LeBrief : Où en sont les politiques migratoires du Maroc, en particulier sa nouvelle politique migratoire ?
A.B : précisons d’abord que la « Nouvelle politique migratoire du Maroc » initiée par le Souverain en septembre 2013, constitue un saut qualitatif, une coupure nette avec la démarche ultra sécuritaire et une grande ouverture sur les droits des migrants et des demandeurs d’asile et le respect de leur dignité.
À ce propos, et contrairement à ce qui a été publié ces derniers jours, cette nouvelle politique datant de 2013 ne s’est nullement concrétisée par la création de la Direction de la migration et de la surveillance des frontières. Bien au contraire, c’est en réaction notamment à la démarche purement sécuritaire suivie qu’a été lancée cette nouvelle politique migratoire.
La mise en place de cette direction date de dix années auparavant, au même moment que la création de l’Observatoire national des migrations, qui reste une coquille vide. Alors qu’en application d’une des propositions phares de l’Agenda africain sur la migration, l’Observatoire africain des migrations relevant de l’Union africaine (UA) a été mis en place à Rabat fin décembre 2020.
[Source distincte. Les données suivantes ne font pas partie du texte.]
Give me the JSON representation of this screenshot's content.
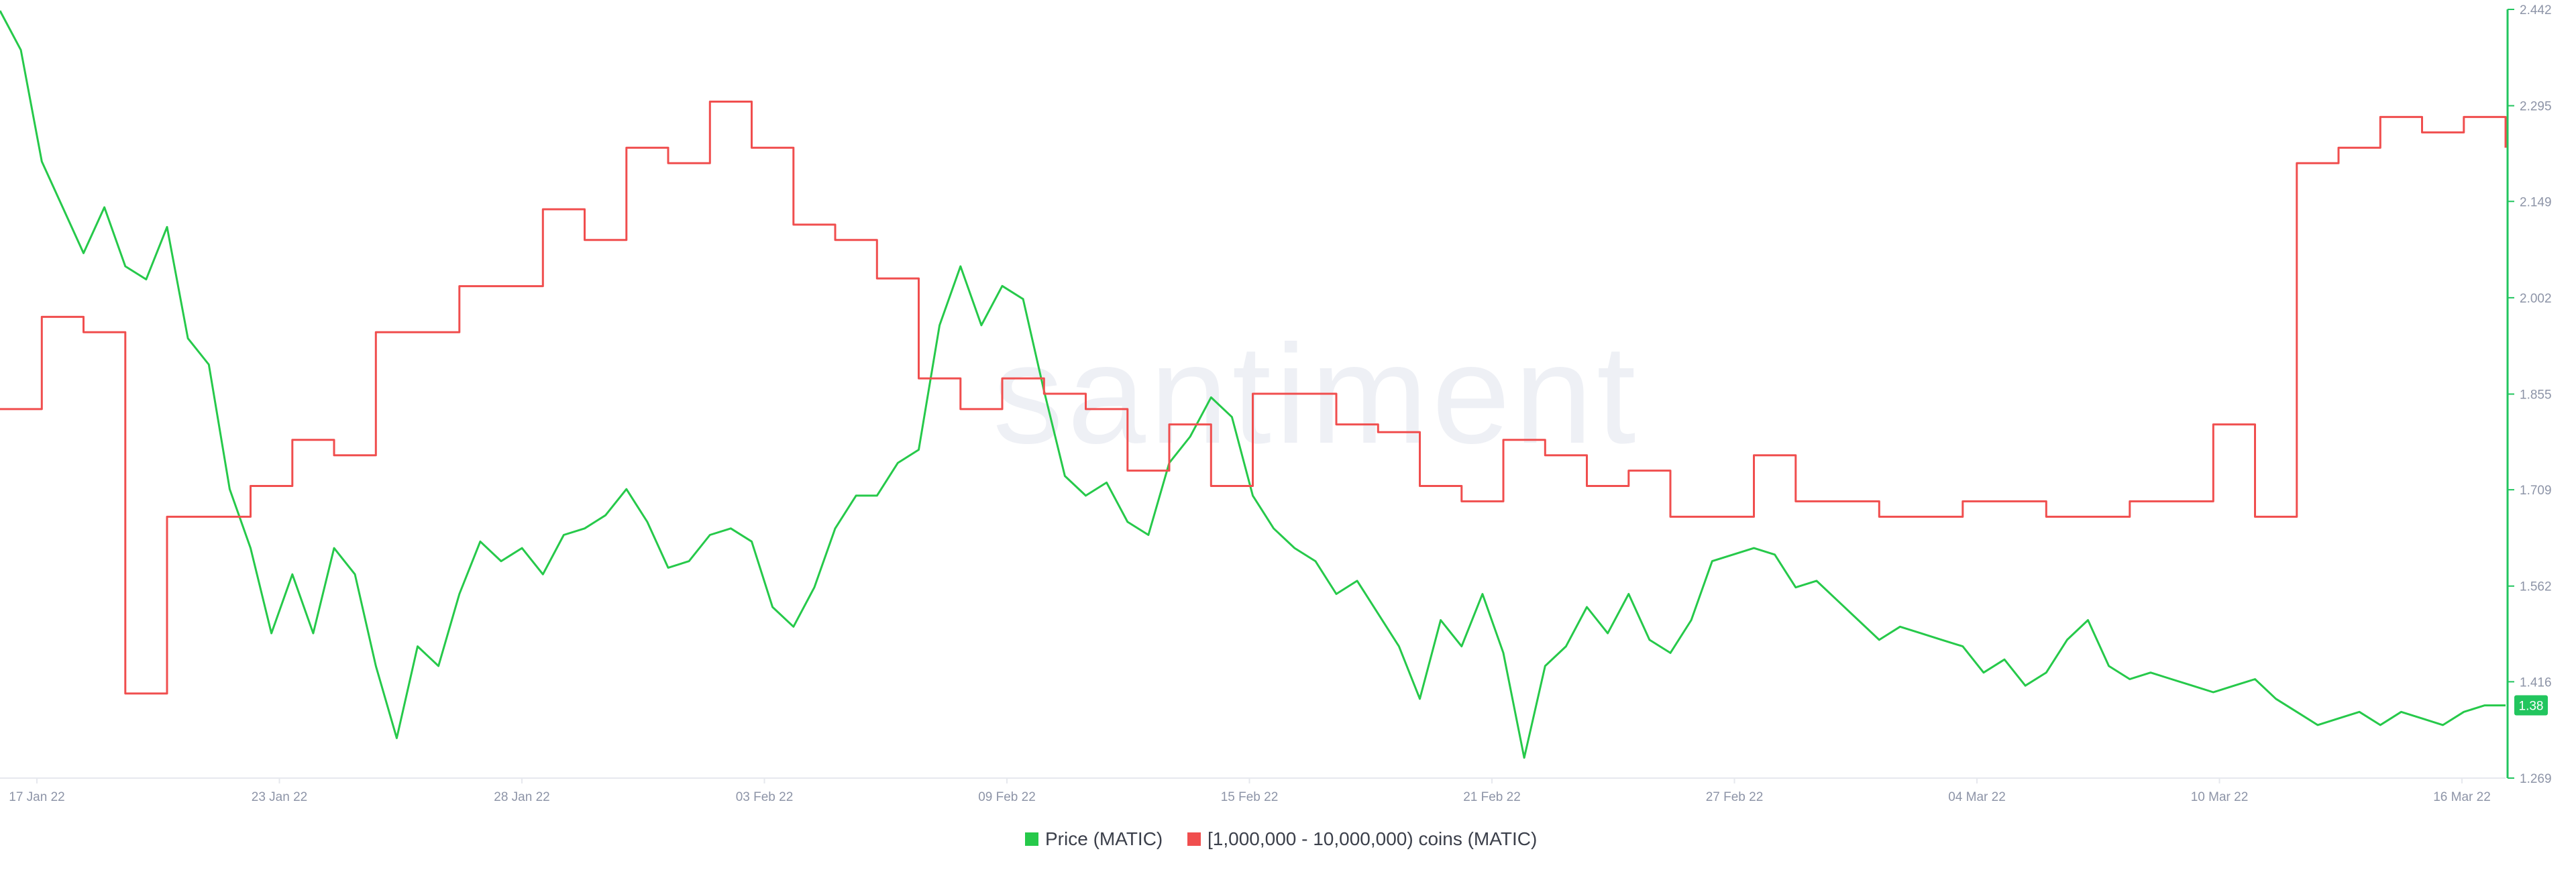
{
  "watermark": "santiment",
  "colors": {
    "price": "#26c94a",
    "holders": "#f04e4e",
    "axis": "#22c55e",
    "grid": "#e6e8ee",
    "tick_text": "#8d94a7",
    "badge_bg": "#22c55e",
    "badge_text": "#ffffff"
  },
  "chart_data": {
    "type": "line",
    "x_labels": [
      "17 Jan 22",
      "23 Jan 22",
      "28 Jan 22",
      "03 Feb 22",
      "09 Feb 22",
      "15 Feb 22",
      "21 Feb 22",
      "27 Feb 22",
      "04 Mar 22",
      "10 Mar 22",
      "16 Mar 22"
    ],
    "xlim": [
      0,
      60
    ],
    "y_right": {
      "ticks": [
        "2.442",
        "2.295",
        "2.149",
        "2.002",
        "1.855",
        "1.709",
        "1.562",
        "1.416",
        "1.269"
      ],
      "range": [
        1.269,
        2.442
      ]
    },
    "current_value_badge": "1.38",
    "grid": false,
    "legend_position": "bottom-center",
    "series": [
      {
        "name": "Price (MATIC)",
        "color": "#26c94a",
        "axis": "right",
        "x": [
          0,
          0.5,
          1,
          1.5,
          2,
          2.5,
          3,
          3.5,
          4,
          4.5,
          5,
          5.5,
          6,
          6.5,
          7,
          7.5,
          8,
          8.5,
          9,
          9.5,
          10,
          10.5,
          11,
          11.5,
          12,
          12.5,
          13,
          13.5,
          14,
          14.5,
          15,
          15.5,
          16,
          16.5,
          17,
          17.5,
          18,
          18.5,
          19,
          19.5,
          20,
          20.5,
          21,
          21.5,
          22,
          22.5,
          23,
          23.5,
          24,
          24.5,
          25,
          25.5,
          26,
          26.5,
          27,
          27.5,
          28,
          28.5,
          29,
          29.5,
          30,
          30.5,
          31,
          31.5,
          32,
          32.5,
          33,
          33.5,
          34,
          34.5,
          35,
          35.5,
          36,
          36.5,
          37,
          37.5,
          38,
          38.5,
          39,
          39.5,
          40,
          40.5,
          41,
          41.5,
          42,
          42.5,
          43,
          43.5,
          44,
          44.5,
          45,
          45.5,
          46,
          46.5,
          47,
          47.5,
          48,
          48.5,
          49,
          49.5,
          50,
          50.5,
          51,
          51.5,
          52,
          52.5,
          53,
          53.5,
          54,
          54.5,
          55,
          55.5,
          56,
          56.5,
          57,
          57.5,
          58,
          58.5,
          59,
          59.5,
          60
        ],
        "values": [
          2.44,
          2.38,
          2.21,
          2.14,
          2.07,
          2.14,
          2.05,
          2.03,
          2.11,
          1.94,
          1.9,
          1.71,
          1.62,
          1.49,
          1.58,
          1.49,
          1.62,
          1.58,
          1.44,
          1.33,
          1.47,
          1.44,
          1.55,
          1.63,
          1.6,
          1.62,
          1.58,
          1.64,
          1.65,
          1.67,
          1.71,
          1.66,
          1.59,
          1.6,
          1.64,
          1.65,
          1.63,
          1.53,
          1.5,
          1.56,
          1.65,
          1.7,
          1.7,
          1.75,
          1.77,
          1.96,
          2.05,
          1.96,
          2.02,
          2.0,
          1.86,
          1.73,
          1.7,
          1.72,
          1.66,
          1.64,
          1.75,
          1.79,
          1.85,
          1.82,
          1.7,
          1.65,
          1.62,
          1.6,
          1.55,
          1.57,
          1.52,
          1.47,
          1.39,
          1.51,
          1.47,
          1.55,
          1.46,
          1.3,
          1.44,
          1.47,
          1.53,
          1.49,
          1.55,
          1.48,
          1.46,
          1.51,
          1.6,
          1.61,
          1.62,
          1.61,
          1.56,
          1.57,
          1.54,
          1.51,
          1.48,
          1.5,
          1.49,
          1.48,
          1.47,
          1.43,
          1.45,
          1.41,
          1.43,
          1.48,
          1.51,
          1.44,
          1.42,
          1.43,
          1.42,
          1.41,
          1.4,
          1.41,
          1.42,
          1.39,
          1.37,
          1.35,
          1.36,
          1.37,
          1.35,
          1.37,
          1.36,
          1.35,
          1.37,
          1.38,
          1.38
        ]
      },
      {
        "name": "[1,000,000 - 10,000,000) coins (MATIC)",
        "color": "#f04e4e",
        "axis": "hidden",
        "x": [
          0,
          1,
          2,
          3,
          4,
          5,
          6,
          7,
          8,
          9,
          10,
          11,
          12,
          13,
          14,
          15,
          16,
          17,
          18,
          19,
          20,
          21,
          22,
          23,
          24,
          25,
          26,
          27,
          28,
          29,
          30,
          31,
          32,
          33,
          34,
          35,
          36,
          37,
          38,
          39,
          40,
          41,
          42,
          43,
          44,
          45,
          46,
          47,
          48,
          49,
          50,
          51,
          52,
          53,
          54,
          55,
          56,
          57,
          58,
          59,
          60
        ],
        "values": [
          48,
          60,
          58,
          11,
          34,
          34,
          38,
          44,
          42,
          58,
          58,
          64,
          64,
          74,
          70,
          82,
          80,
          88,
          82,
          72,
          70,
          65,
          52,
          48,
          52,
          50,
          48,
          40,
          46,
          38,
          50,
          50,
          46,
          45,
          38,
          36,
          44,
          42,
          38,
          40,
          34,
          34,
          42,
          36,
          36,
          34,
          34,
          36,
          36,
          34,
          34,
          36,
          36,
          46,
          34,
          80,
          82,
          86,
          84,
          86,
          82
        ]
      }
    ]
  },
  "legend": [
    {
      "label": "Price (MATIC)",
      "color": "#26c94a"
    },
    {
      "label": "[1,000,000 - 10,000,000) coins (MATIC)",
      "color": "#f04e4e"
    }
  ]
}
De même, on ne peut dire que cette nouvelle politique migratoire a été suivie par l’élaboration et l’opérationnalisation de deux stratégies nationales, notamment celle accompagnant les Marocains du monde.
Si le fait est exact pour la Stratégie nationale d’immigration et d’asile (SNIA) en décembre 2014, il n’en est rien pour la Stratégie nationale MRE. Rappelons ici l’interpellation solennelle du gouvernement par le discours du Trône du 30 juillet 2015 qui reste encore, à notre sens, valable en mai 2022 : «Nous réitérons notre appel pour élaborer une stratégie intégrée, fondée sur la synergie entre les institutions nationales ayant compétence en matière de migration, pour rendre ces institutions plus efficientes au service des Marocains du Monde».
Or, les institutions nationales en question, notamment le Conseil de la communauté marocaine a l’étranger (CCME) et la Fondation Hassan II pour les Marocains résidant à l’étranger connaissent encore de multiples dysfonctionnements. L’Observatoire national des migrations, qui devrait concerner également les MRE et inclure aussi les syndicats représentatifs, la société civile, les chercheurs, reste encore non fonctionnel.
Enfin, depuis le dernier gouvernement issu des élections législatives, le dossier « Affaires de la Migration » (c’est-à-dire l’immigration et l’asile) a disparu pratiquement de l’architecture gouvernementale. Cependant, la SNIA devrait être poursuivie et approfondie, avec également la refonte approfondie de la loi 02-03 et l’adoption de la loi sur l’asile.
D’autant plus qu’au niveau de l’UA, le Maroc, à travers le Souverain, est leader dans le domaine migratoire et que la diplomatie migratoire marocaine est active et dynamique au niveau des divers forums et enceintes migratoires internationales . Il y a là un paradoxe qu’il serait hautement souhaitable de lever.